The accord also provides more compensation to hip recipients who suffered “extreme injuries” from the device’s failure, or endured long hospital stays after removal surgeries.
J&J also has agreed to set aside funds to reimburse Medicare and other insurers for claims paid on behalf of hip- implant patients, which could add hundreds of millions of dollars to the value of the settlement, the people said.
Mark Robinson, a member of a group of plaintiffs’ lawyers who are overseeing the progress of the hip cases consolidated before Katz, declined to comment on the settlement.
The J&J hip settlement dwarfs a 2001 accord Sulzer AG reached with patients who claimed that company’s hip and knee implants were defective. Sulzer, based in Winterthur, Switzerland, agreed to pay $1 billion to resolve those suits.
J&J lost one trial over the ASR hips, won a second, and had scheduled seven more.

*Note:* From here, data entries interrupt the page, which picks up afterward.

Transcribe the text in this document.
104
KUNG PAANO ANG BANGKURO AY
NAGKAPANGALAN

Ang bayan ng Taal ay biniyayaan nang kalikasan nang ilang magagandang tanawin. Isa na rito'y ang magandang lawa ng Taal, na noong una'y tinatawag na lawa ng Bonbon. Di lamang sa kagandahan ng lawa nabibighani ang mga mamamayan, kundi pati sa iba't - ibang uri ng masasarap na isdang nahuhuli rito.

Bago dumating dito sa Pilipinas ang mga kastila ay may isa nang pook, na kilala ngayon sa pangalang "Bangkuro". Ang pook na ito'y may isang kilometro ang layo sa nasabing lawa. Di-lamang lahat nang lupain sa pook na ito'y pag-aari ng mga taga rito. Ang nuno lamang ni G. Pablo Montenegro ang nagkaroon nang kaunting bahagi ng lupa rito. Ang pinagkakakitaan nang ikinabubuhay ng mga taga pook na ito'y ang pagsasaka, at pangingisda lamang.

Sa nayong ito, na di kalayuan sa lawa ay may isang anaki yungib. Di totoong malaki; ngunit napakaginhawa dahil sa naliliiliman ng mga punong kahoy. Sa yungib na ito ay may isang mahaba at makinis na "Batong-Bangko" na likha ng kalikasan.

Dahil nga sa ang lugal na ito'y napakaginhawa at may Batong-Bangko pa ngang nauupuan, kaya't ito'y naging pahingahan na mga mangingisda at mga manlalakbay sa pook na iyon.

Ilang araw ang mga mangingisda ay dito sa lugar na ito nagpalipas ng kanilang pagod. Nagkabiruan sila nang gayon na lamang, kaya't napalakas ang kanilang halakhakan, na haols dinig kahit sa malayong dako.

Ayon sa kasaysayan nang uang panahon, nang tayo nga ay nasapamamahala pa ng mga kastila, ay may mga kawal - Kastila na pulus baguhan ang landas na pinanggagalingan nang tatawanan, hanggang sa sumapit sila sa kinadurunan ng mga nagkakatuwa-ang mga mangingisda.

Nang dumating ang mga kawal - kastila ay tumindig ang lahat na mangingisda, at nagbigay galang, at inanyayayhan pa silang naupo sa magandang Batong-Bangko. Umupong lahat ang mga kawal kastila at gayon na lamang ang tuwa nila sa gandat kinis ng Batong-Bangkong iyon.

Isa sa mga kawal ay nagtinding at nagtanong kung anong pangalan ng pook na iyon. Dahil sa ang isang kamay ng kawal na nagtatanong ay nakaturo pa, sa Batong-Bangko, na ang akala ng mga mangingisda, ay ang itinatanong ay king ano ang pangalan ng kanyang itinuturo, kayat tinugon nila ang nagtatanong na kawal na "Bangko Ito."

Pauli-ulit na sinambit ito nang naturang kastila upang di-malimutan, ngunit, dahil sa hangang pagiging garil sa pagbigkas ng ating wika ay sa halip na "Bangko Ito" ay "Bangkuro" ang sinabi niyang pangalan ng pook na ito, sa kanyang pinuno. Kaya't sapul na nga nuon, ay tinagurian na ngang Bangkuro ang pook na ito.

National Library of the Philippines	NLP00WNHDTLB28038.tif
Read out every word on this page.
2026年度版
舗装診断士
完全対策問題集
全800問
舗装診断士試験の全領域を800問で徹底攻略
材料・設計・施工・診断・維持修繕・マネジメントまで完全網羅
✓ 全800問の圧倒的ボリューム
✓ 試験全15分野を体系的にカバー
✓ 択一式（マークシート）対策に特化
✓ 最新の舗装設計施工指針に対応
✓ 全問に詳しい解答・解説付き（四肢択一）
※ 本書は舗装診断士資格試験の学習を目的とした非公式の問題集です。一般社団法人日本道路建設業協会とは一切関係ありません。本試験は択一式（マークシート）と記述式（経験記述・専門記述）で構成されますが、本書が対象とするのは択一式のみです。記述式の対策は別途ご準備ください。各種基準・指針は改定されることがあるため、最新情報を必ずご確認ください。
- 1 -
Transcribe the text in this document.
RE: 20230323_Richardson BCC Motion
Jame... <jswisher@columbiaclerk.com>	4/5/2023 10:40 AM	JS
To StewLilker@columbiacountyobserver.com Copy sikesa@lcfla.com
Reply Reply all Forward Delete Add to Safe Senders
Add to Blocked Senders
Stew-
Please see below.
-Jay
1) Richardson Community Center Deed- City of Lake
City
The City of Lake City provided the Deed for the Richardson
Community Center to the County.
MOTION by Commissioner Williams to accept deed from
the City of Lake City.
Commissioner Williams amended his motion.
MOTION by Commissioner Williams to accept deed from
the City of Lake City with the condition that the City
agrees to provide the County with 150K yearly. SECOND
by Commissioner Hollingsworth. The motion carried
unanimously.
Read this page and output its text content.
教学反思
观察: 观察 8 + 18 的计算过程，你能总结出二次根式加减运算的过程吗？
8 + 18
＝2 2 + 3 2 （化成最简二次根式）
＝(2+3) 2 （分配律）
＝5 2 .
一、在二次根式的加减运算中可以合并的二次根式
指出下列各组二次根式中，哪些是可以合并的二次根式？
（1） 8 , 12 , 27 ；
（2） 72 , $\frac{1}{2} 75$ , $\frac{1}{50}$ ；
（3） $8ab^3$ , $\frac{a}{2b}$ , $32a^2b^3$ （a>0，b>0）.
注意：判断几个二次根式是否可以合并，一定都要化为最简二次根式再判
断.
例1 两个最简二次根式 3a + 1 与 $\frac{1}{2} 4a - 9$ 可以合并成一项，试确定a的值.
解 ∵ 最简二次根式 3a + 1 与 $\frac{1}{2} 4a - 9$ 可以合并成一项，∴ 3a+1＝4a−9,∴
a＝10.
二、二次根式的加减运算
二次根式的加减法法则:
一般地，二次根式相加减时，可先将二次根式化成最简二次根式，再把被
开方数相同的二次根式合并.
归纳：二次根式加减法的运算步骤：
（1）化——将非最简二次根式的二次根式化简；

In the first trial, a California state court jury awarded $8.3 million in compensatory damages in March to a retired Montana prison guard. The panel ruled that the device was defectively designed and DePuy was negligent. It also held that DePuy properly warned of the risks and that the company didn’t owe punitive damages. DePuy said it would appeal.
Lawyers for plaintiff Loren Kransky argued DePuy failed to test the device adequately before selling it in the U.S., buried surgeon complaints of mounting failures, and studied a redesign of the ASR before scrapping that effort in 2008.
On April 17, a state court jury in Chicago sided with DePuy, rejecting a defective-design claim by an Illinois nurse.
The J&J hips came in two related models — the ASR XL Acetabular System and the ASR Hip Resurfacing System. In announcing its recall, J&J cited unpublished data from the U.K. showing that within five years, 13 percent of ASR XL hips failed and needed revisions, and 12 percent of the ASR Hip Resurfacing System failed.
The first federal trial was set for Cleveland in September. J&J settled that case and another set for trial in state court in California in October for undisclosed amounts, the people said.
The consolidated federal case is In re DePuy Orthopedics Inc., ASR Hip Implant Products Liability Litigation, 10-MD-2197, U.S. District Court, Northern District of Ohio (Toledo).